The key insight is about the division of labor between template and model. The template handles consistency — the things that should never change between outputs. The model handles creativity — the things that should always change. When you put creative decisions in the template, you get rigid output. When you put consistency decisions in the model, you get incoherent output. Put each kind of decision in the layer that is good at that kind of decision.
The meta-pattern is bigger than art prompts. Any time you use one AI to generate input for another AI — and this is increasingly the shape of real work — the question is the same: which model is the art director, and which model is the painter? Give the Diviner the canvas and the Fighter a checklist, not the other way around.
The art director needs context, judgment, and variety. The painter needs precision, consistency, and fidelity to the brief. If you make the art director fill in blanks on a form, you have hired an artist to do data entry. If you let the painter improvise, you get nineteen paintings that do not look like they belong in the same building.

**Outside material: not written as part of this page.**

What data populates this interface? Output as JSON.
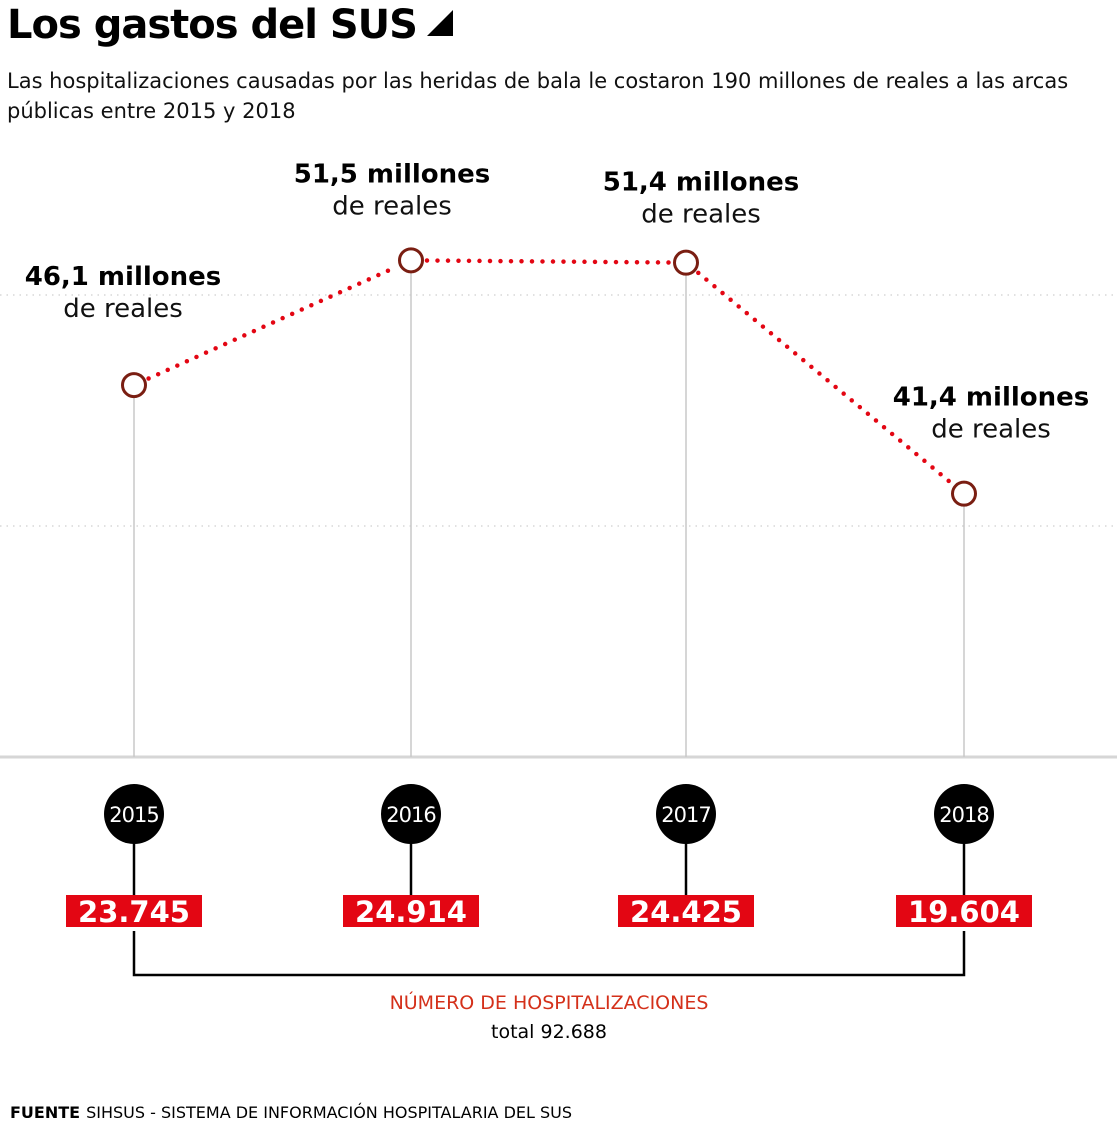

Templates are for consistency. Models are for creativity. When your output is monotonous, check whether you have the layers backwards.
I have nineteen hero prompts now. Each one describes a unique environment, tailored to the article it illustrates. The locked style blocks ensure they all look like the same series. The generated scenes ensure none of them look like each other. The blocklist ensures none of them contain the LinkedIn logo.
The LLM was always the better art director. I just had to stop giving it a coloring book and start giving it a canvas.